An efficient management and better scheduling by the power companies are of great significance for accurate electrical load forecasting. There exists a high level of uncertainties in the load time series, which is challenging to make the accurate short-term load forecast (STLF), medium-term load forecast (MTLF), and long-term load forecast (LTLF). To extract the local trends and to capture the same patterns of short, and medium forecasting time series, we proposed long short-term memory (LSTM), Multilayer perceptron, and convolutional neural network (CNN) to learn the relationship in the time series. These models are proposed to improve the forecasting accuracy. The models were tested based on the real-world case by conducting detailed experiments to validate their stability and practicality. The performance was measured in terms of squared error, Root Mean Square Error (RMSE), Mean Absolute Percentage Error (MAPE), and Mean Absolute Error (MAE). To predict the next 24 hours ahead load forecasting, the lowest prediction error was obtained using LSTM with R2 (0.5160), MLP with MAPE (4.97), MAE (104.33) and RMSE (133.92). To predict the next 72 hours ahead of load forecasting, the lowest prediction error was obtained using LSTM with R2 (0.7153), MPL with MAPE (7.04), MAE (125.92), RMSE (188.33). Likewise, to predict the next one week ahead load forecasting, the lowest error was obtained using CNN with R2 (0.7616), MLP with MAPE (6.162), MAE (103.156), RMSE (150.81). Moreover, to predict the next one-month load forecasting, the lowest prediction error was obtained using CNN with R2 (0.820), MLP with MAPE (5.18), LSTM with MAE (75.12) and RMSE (109.197). The results reveal that proposed methods achieved better and stable performance for predicting the short, and medium-term load forecasting. The findings of the STLF indicate that the proposed model can be better implemented for local system planning and dispatch, while it will be more efficient for MTLF in better scheduling and maintenance operations.

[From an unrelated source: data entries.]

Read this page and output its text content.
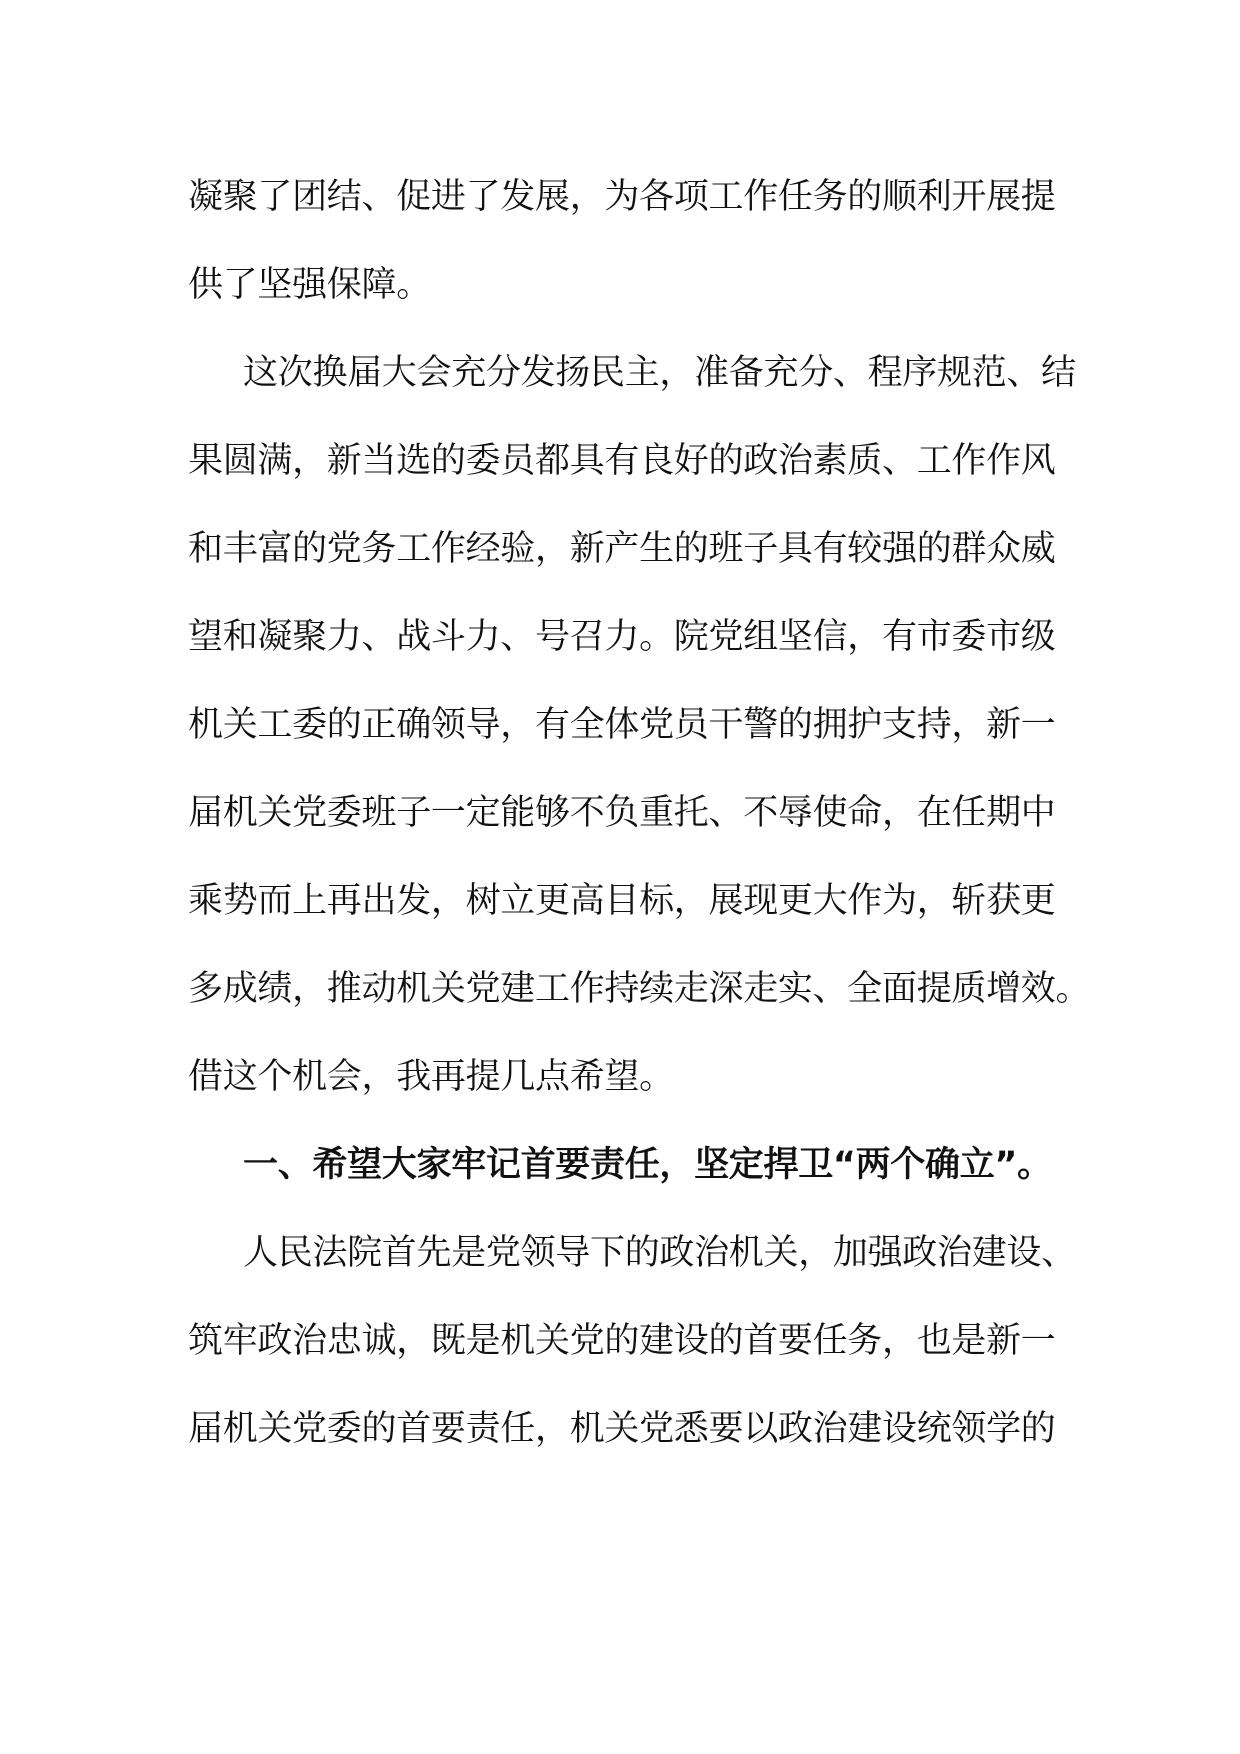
凝聚了团结、促进了发展，为各项工作任务的顺利开展提
供了坚强保障。
这次换届大会充分发扬民主，准备充分、程序规范、结
果圆满，新当选的委员都具有良好的政治素质、工作作风
和丰富的党务工作经验，新产生的班子具有较强的群众威
望和凝聚力、战斗力、号召力。院党组坚信，有市委市级
机关工委的正确领导，有全体党员干警的拥护支持，新一
届机关党委班子一定能够不负重托、不辱使命，在任期中
乘势而上再出发，树立更高目标，展现更大作为，斩获更
多成绩，推动机关党建工作持续走深走实、全面提质增效。
借这个机会，我再提几点希望。
一、希望大家牢记首要责任，坚定捍卫“两个确立”。
人民法院首先是党领导下的政治机关，加强政治建设、
筑牢政治忠诚，既是机关党的建设的首要任务，也是新一
届机关党委的首要责任，机关党悉要以政治建设统领学的
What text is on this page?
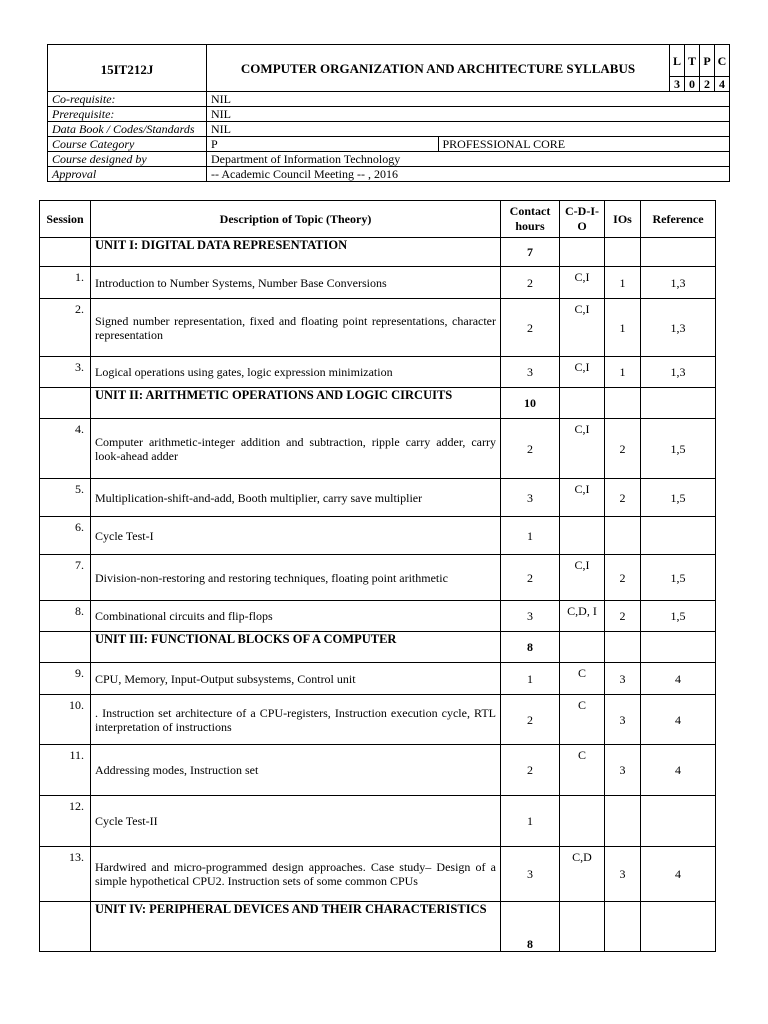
15IT212J	COMPUTER ORGANIZATION AND ARCHITECTURE SYLLABUS		L	T	P	C
			3	0	2	4
Co-requisite:	NIL					
Prerequisite:	NIL					
Data Book / Codes/Standards	NIL					
Course Category	P	PROFESSIONAL CORE				
Course designed by	Department of Information Technology					
Approval	-- Academic Council Meeting -- , 2016					
Session	Description of Topic (Theory)	Contact hours	C-D-I-O	IOs	Reference
	UNIT I: DIGITAL DATA REPRESENTATION	7			
1.	Introduction to Number Systems, Number Base Conversions	2	C,I	1	1,3
2.	Signed number representation, fixed and floating point representations, character representation	2	C,I	1	1,3
3.	Logical operations using gates, logic expression minimization	3	C,I	1	1,3
	UNIT II: ARITHMETIC OPERATIONS AND LOGIC CIRCUITS	10			
4.	Computer arithmetic-integer addition and subtraction, ripple carry adder, carry look-ahead adder	2	C,I	2	1,5
5.	Multiplication-shift-and-add, Booth multiplier, carry save multiplier	3	C,I	2	1,5
6.	Cycle Test-I	1			
7.	Division-non-restoring and restoring techniques, floating point arithmetic	2	C,I	2	1,5
8.	Combinational circuits and flip-flops	3	C,D, I	2	1,5
	UNIT III: FUNCTIONAL BLOCKS OF A COMPUTER	8			
9.	CPU, Memory, Input-Output subsystems, Control unit	1	C	3	4
10.	. Instruction set architecture of a CPU-registers, Instruction execution cycle, RTL interpretation of instructions	2	C	3	4
11.	Addressing modes, Instruction set	2	C	3	4
12.	Cycle Test-II	1			
13.	Hardwired and micro-programmed design approaches. Case study– Design of a simple hypothetical CPU2. Instruction sets of some common CPUs	3	C,D	3	4
	UNIT IV: PERIPHERAL DEVICES AND THEIR CHARACTERISTICS	8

对于准确的电力负荷预测,电力公司进行有效的管理和更好的调度具有重要意义。在负荷时间序列中存在高水平的不确定性,这使得准确的短期负荷预测(STLF)、中期负荷预测(MTLF)和长期负荷预测(LTLF)变得具有挑战性。为了提取局部趋势并捕捉短期和中期预测时间序列的相同模式,我们提出了长短期记忆(LSTM)、多层感知器和卷积神经网络(CNN)来学习时间序列中的关系。这些模型的提出是为了提高预测精度。通过进行详细的实验来验证其稳定性和实用性,基于实际案例对模型进行了测试。性能是根据均方误差、均方根误差(RMSE)、平均绝对百分比误差(MAPE)和平均绝对误差(MAE)来衡量的。为了预测未来 24 小时的负荷预测,使用 LSTM 获得的预测误差最低,R2 为 0.5160、MLP 的 MAPE 为 4.97、MAE 为 104.33 和 RMSE 为 133.92。为了预测未来 72 小时的负荷预测,使用 LSTM 获得的预测误差最低,R2 为 0.7153、MLP 的 MAPE 为 7.04、MAE 为 125.92 和 RMSE 为 188.33。同样,为了预测未来一周的负荷预测,使用 CNN 获得的误差最低,R2 为 0.7616、MLP 的 MAPE 为 6.162、MAE 为 103.156 和 RMSE 为 150.81。此外,为了预测未来一个月的负荷预测,使用 CNN 获得的预测误差最低,R2 为 0.820、MLP 的 MAPE 为 5.18、LSTM 的 MAE 为 75.12 和 RMSE 为 109.197。结果表明,所提出的方法在预测短期和中期负荷预测方面具有更好和更稳定的性能。短期负荷预测的结果表明,所提出的模型可以更好地用于本地系统规划和调度,而在更好的调度和维护操作中,中期负荷预测将更加有效。